Um interpretação livre de um trecho do livro: A maioria de nós aprendemos a evitar o sofrimento, não aprendemos a buscar o prazer. Alguns e algumas de nós consegue reverter essa aprendizagem e focar a vida na busca do prazer. Ocorre que o foco na busca do prazer não significa a negação do sofrimento, pelo contrário, o sofrimento faz parte da vida, porém o foco muda para a busca do prazer. 

Então, é como se prazer e sofrimento entrassem pelos mesmos poros. O sofrimento entra ... eu vivencio o mesmo ... e sai ... e eu reoriento a vida para o meu foco de busca de prazer. 

Enquanto que, do modo aprendido na nossa sociedade, "O que muito se evita se convive": Eu fecho os poros para evitar o sofrimento... e ocorre que, com os poros fechados, o prazer também não entra... é o morno, a 'não vida'. 

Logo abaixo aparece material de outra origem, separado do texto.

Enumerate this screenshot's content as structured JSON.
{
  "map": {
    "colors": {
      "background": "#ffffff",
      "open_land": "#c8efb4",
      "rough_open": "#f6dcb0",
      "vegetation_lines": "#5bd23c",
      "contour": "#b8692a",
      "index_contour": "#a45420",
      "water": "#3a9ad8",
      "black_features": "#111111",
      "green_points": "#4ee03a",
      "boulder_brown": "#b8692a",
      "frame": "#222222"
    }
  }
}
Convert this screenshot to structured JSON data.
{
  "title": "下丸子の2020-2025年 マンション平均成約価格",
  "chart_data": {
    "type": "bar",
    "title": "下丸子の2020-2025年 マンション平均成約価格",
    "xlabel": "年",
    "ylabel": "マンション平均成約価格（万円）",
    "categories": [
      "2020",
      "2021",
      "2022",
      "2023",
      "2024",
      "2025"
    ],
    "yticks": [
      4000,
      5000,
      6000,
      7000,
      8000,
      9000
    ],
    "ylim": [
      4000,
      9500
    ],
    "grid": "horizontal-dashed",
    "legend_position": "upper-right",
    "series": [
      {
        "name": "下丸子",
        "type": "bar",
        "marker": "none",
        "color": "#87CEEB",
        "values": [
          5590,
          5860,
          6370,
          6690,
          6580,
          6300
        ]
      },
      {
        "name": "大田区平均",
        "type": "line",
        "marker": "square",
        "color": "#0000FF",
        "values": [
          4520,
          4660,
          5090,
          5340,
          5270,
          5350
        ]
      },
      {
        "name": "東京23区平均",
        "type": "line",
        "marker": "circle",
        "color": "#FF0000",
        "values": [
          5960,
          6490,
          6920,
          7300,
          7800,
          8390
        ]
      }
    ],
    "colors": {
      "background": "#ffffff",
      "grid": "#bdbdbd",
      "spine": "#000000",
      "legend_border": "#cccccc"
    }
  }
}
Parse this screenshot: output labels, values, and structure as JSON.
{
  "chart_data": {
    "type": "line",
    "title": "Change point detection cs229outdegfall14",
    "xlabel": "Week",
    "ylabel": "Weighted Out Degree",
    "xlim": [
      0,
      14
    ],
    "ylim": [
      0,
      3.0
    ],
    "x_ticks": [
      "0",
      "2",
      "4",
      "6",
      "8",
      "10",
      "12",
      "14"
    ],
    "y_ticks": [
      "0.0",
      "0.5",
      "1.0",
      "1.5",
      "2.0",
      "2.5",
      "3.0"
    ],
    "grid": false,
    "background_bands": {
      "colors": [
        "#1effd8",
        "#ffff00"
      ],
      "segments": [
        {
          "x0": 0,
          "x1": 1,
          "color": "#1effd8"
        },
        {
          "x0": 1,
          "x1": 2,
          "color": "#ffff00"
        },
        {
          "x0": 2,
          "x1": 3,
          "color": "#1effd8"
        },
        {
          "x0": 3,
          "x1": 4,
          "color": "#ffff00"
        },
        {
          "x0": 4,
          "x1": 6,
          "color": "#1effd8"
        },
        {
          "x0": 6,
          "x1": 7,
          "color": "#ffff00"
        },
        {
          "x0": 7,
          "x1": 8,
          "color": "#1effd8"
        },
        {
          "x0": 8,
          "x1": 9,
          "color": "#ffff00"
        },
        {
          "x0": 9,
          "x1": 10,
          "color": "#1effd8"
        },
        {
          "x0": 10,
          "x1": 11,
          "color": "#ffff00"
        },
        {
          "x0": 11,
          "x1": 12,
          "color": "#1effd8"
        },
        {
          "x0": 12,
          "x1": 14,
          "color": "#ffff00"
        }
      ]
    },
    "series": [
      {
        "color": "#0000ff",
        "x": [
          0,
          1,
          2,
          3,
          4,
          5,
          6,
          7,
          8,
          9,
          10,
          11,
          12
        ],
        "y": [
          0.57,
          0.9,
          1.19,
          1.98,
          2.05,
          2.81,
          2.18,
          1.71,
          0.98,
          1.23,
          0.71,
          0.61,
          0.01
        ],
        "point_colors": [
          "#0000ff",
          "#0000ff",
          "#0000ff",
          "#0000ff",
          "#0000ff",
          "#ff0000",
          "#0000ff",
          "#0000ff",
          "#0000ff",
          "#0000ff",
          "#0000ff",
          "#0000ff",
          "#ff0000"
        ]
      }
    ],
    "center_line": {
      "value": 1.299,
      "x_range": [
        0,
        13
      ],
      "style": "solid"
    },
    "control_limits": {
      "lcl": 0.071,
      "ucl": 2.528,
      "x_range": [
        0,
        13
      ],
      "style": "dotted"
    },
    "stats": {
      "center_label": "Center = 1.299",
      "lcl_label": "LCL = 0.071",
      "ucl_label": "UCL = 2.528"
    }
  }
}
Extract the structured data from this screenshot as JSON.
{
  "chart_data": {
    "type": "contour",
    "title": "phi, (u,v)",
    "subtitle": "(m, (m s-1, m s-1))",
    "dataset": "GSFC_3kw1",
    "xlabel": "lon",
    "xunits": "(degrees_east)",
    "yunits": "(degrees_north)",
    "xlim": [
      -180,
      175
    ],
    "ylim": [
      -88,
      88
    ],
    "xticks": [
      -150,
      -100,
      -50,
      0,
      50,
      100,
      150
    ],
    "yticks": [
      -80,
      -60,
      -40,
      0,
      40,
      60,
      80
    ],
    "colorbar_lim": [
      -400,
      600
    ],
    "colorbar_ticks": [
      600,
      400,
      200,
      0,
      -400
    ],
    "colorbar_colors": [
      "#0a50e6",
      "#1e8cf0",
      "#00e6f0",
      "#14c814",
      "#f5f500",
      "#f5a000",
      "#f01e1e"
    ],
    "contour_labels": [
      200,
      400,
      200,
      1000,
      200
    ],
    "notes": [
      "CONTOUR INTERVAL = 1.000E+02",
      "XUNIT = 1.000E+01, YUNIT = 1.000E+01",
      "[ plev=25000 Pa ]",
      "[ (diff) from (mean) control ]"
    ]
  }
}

Recuperando esse conceito, a propósito do tema CONFLITO, recebo pequeno trecho da nossa Adélia Prado sobre o sofrimento:

https://www.instagram.com/reel/Cq_uO9ftkdf/?igshid=MDJmNzVkMjY=

Recebi muitos retornos sobre o tema CONFLITO... muita gente, além de querendo saber mais sobre o tema, relatando conflitos abertos que geraram mudança,  movimento, vida... algumas vezes não na direção desejada, mas sempre na direção de uma maior liberdade tanto interna quando a liberdade para agir e crescer na vida. Foi muito bom, me trouxe alegria e mais vontade de escrever e contar esses casos e reflexões.

Dois deles, um no nível de relações de trabalho e outro, digamos, de gênero... parece que nós, mulheres, estamos mais dispostas a abrir conflitos e crescer com eles.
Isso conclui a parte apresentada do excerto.